Dear True Detective,
I’ve envied you from afar for the past several weeks, but I’ve finally worked up the courage to tell you what’s been on my mind since we first met on that frigid night of January 12th. You might not have seen me, but I saw you. Outside, the wind chilled me to the bone; but, nestled within the warmth of my home, you thawed my heart the moment I lay eyes on you. As your haunting opening credits began, I knew I sat in the presence of greatness. What I’m trying to say is that, OMG, I totes heart you forever, True Detective. You’re smart, broody, aloof, enigmatic, stunning, and compelling, the ideal qualities for a television soul mate.
I guess I just want to know: will you be my Valentine?
Before you answer, let me tell you about your bewitching personality. You are so incredibly adept at the fine art of characterization, making it look like the easiest thing in the world. Matthew McConaughey’s Rust Cohle is a singular creation, a kind of Abed Nadir for the gritty crime drama set, unafraid to expound on his at times bizarre takes on religion, morality, and friendship; McConaughey (in the midst of a veritable career McConaissance) has never been better in bringing him to life, probing the depths of a tragic past–the death of his daughter–to inform his muted, almost robotic personality now. And, please, that’s not to take away from Woody Harrelson’s Marty Hart, a volatile family man whose predilections hint at more darkness than Rust could fathom. Watching these two play off each other (oh, how I savor scenes of them talking in the car) has been a joy.
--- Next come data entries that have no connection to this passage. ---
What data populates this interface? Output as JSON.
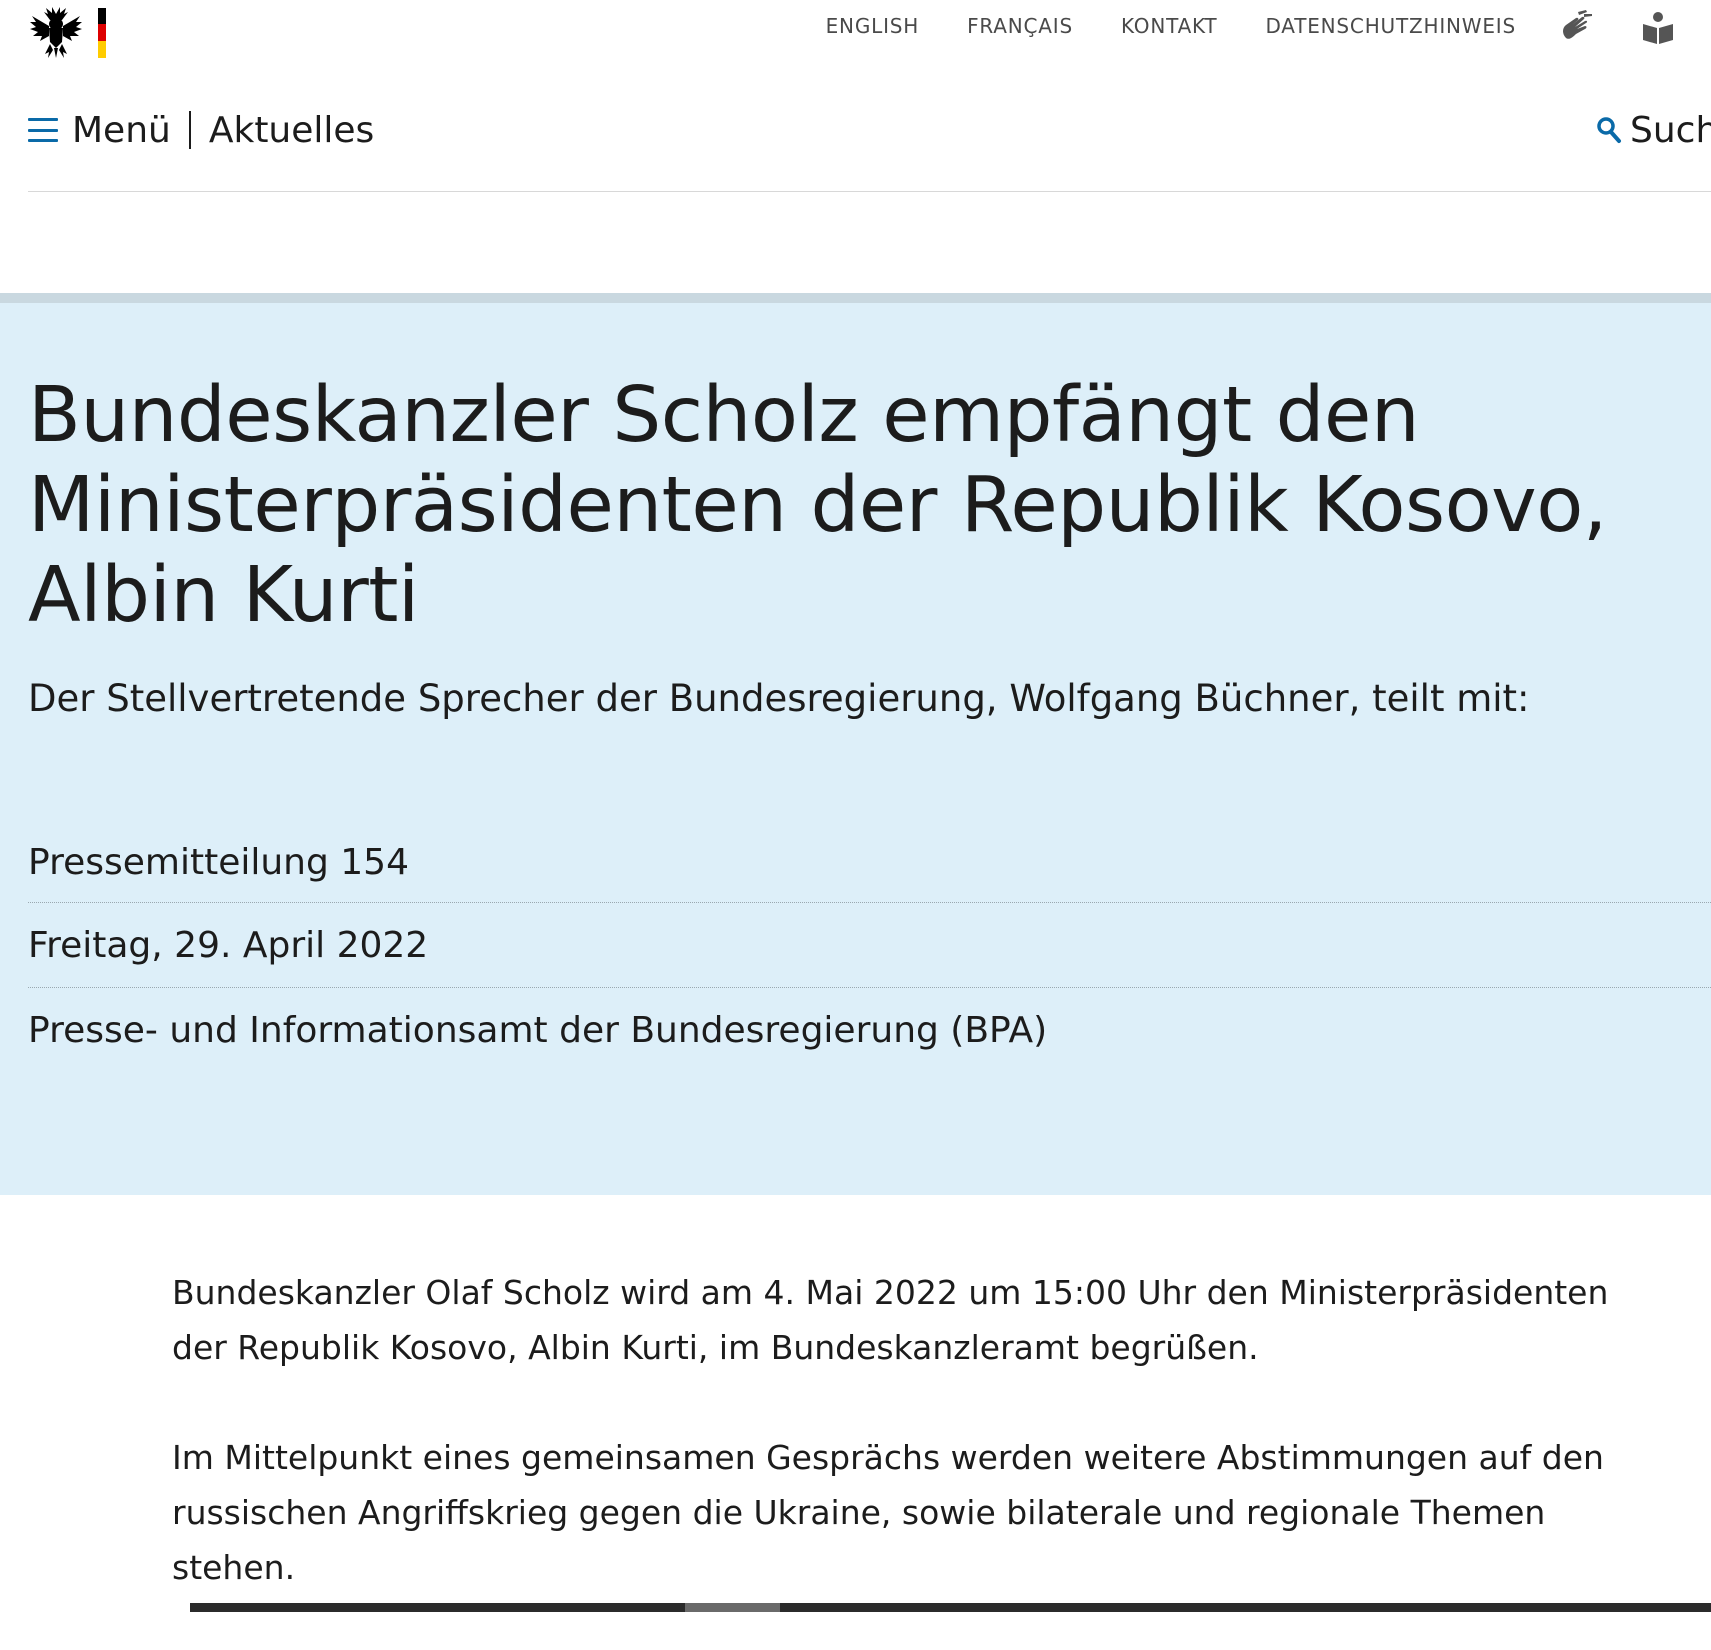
{
  "header": {
    "logo_icon": "federal-eagle-icon",
    "flag_colors": [
      "#000000",
      "#dd0000",
      "#ffcc00"
    ],
    "nav": [
      {
        "label": "ENGLISH"
      },
      {
        "label": "FRANÇAIS"
      },
      {
        "label": "KONTAKT"
      },
      {
        "label": "DATENSCHUTZHINWEIS"
      }
    ],
    "icons": [
      "sign-language-icon",
      "easy-language-icon"
    ]
  },
  "menubar": {
    "menu_label": "Menü",
    "section_label": "Aktuelles",
    "search_label": "Such",
    "accent_color": "#0a6aa8"
  },
  "hero": {
    "background_color": "#ddeff9",
    "title": "Bundeskanzler Scholz empfängt den Ministerpräsidenten der Republik Kosovo, Albin Kurti",
    "subtitle": "Der Stellvertretende Sprecher der Bundesregierung, Wolfgang Büchner, teilt mit:",
    "meta": [
      {
        "text": "Pressemitteilung 154"
      },
      {
        "text": "Freitag, 29. April 2022"
      },
      {
        "text": "Presse- und Informationsamt der Bundesregierung (BPA)"
      }
    ]
  },
  "article": {
    "paragraphs": [
      "Bundeskanzler Olaf Scholz wird am 4. Mai 2022 um 15:00 Uhr den Ministerpräsidenten der Republik Kosovo, Albin Kurti, im Bundeskanzleramt begrüßen.",
      "Im Mittelpunkt eines gemeinsamen Gesprächs werden weitere Abstimmungen auf den russischen Angriffskrieg gegen die Ukraine, sowie bilaterale und regionale Themen stehen."
    ]
  }
}
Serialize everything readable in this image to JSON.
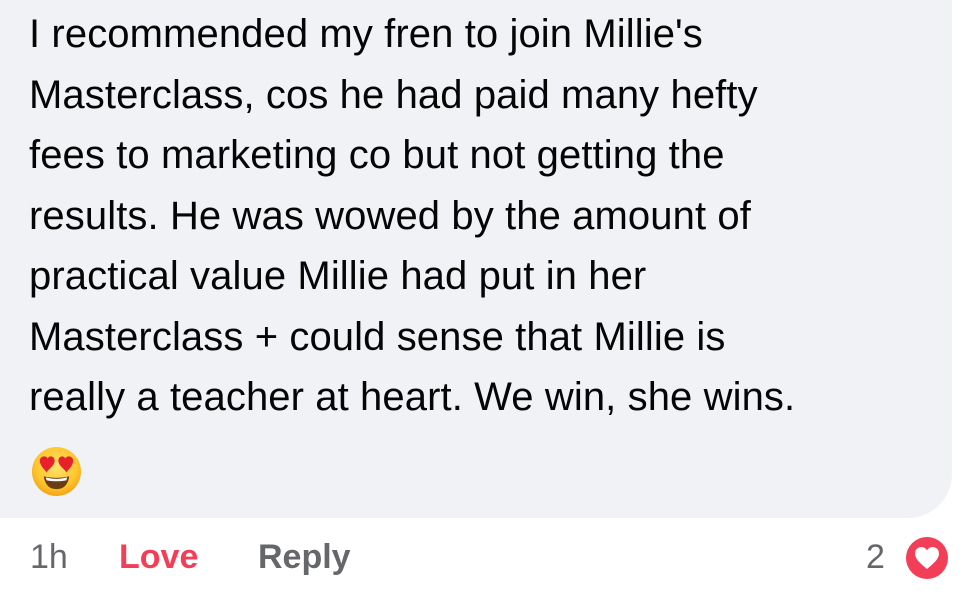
{
  "comment": {
    "lines": [
      "I recommended my fren to join Millie's",
      "Masterclass, cos he had paid many hefty",
      "fees to marketing co but not getting the",
      "results. He was wowed by the amount of",
      "practical value Millie had put in her",
      "Masterclass + could sense that Millie is",
      "really a teacher at heart.  We win, she wins."
    ],
    "emoji": "smiling-face-with-heart-eyes-icon"
  },
  "actions": {
    "timestamp": "1h",
    "love_label": "Love",
    "reply_label": "Reply",
    "reaction_count": "2",
    "reaction_icon": "heart-icon"
  },
  "colors": {
    "bubble_bg": "#f0f2f5",
    "text": "#050505",
    "muted": "#65676b",
    "love": "#f33e58"
  }
}
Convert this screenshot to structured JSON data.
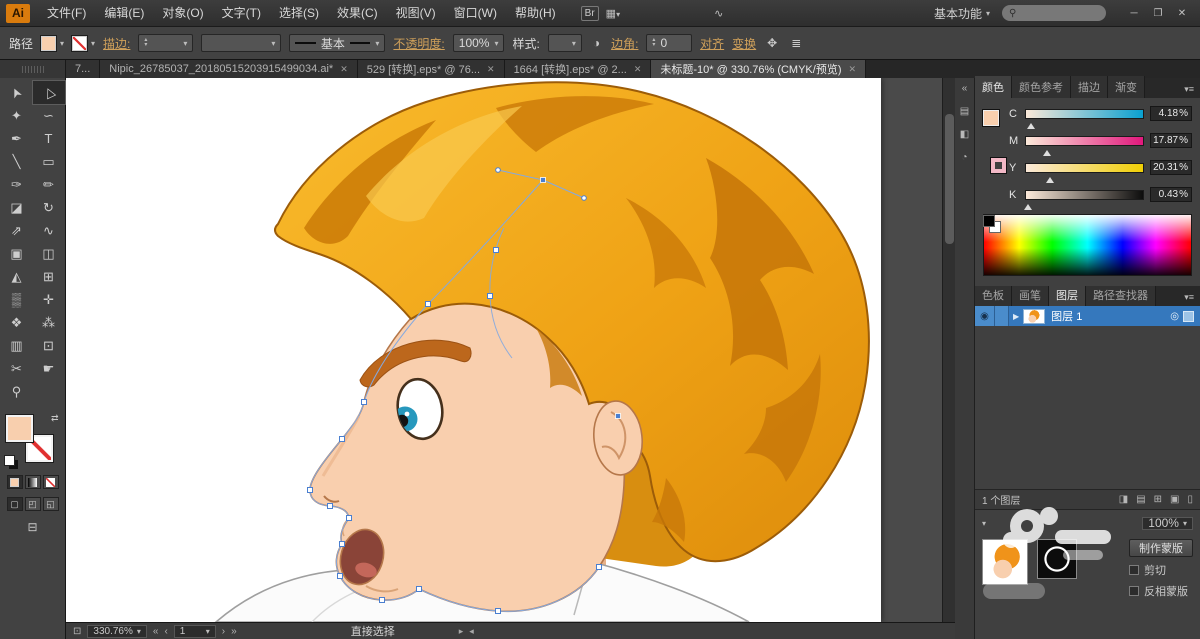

But, True Detective, it’s not just your personality I’m interested in; its your complex way of weaving a story. Dispensing with chronology, you’ve mastered cross-cutting between the ritualistic murder Rust and Marty investigated back in 1995 (thanks for playing off my innate fear of deer antlers, btw; don’t worry, I forgive you) and Rust and Marty’s parallel interrogations in 2012 for reasons currently kept murky. But most miraculously of all, you’ve somehow managed to keep me invested in both stories equally. In lesser hands than showrunner Nic Pizzolatto, such a device could come across as little more than a hackneyed contrivance, but you’re something special, True Detective.
Man oh man are you gorgeous, too! Seriously, you take my breath away! Director Cary Joji Fukunaga (of the positively-dripping-with-gothic-sensibilities film version of Jane Eyre) captures the sweeping beauty of the Southern setting without shying away from the disturbing nooks and crannies lurking within. How about that creepy pop-up church nestled in a field of wheat? Or that absolutely stellar ending sequence from Sunday’s episode when Rust finds himself caught inside a Texas housing projects that explodes in a volcano of violence? Tempering a balance between beauty and horror is never simple, but you make gorgeous terror absolutely beguiling.
You’re one of a kind, True Detective, but I think you know that already. The confidence you exude is impressive. You know what story you want to tell, and you tell it with a breathless abandon. Part of me wishes there were more shows like you out there, but then–if there were–you wouldn’t seem so special anymore. And that would be a real shame. I know you’re going to get plenty of offers for Valentine’s day companionship, but consider my offer, True Detective.
I think I’m in love with you.
P.S. I’ll see you on Sunday. (I hope that doesn’t sound creepy.)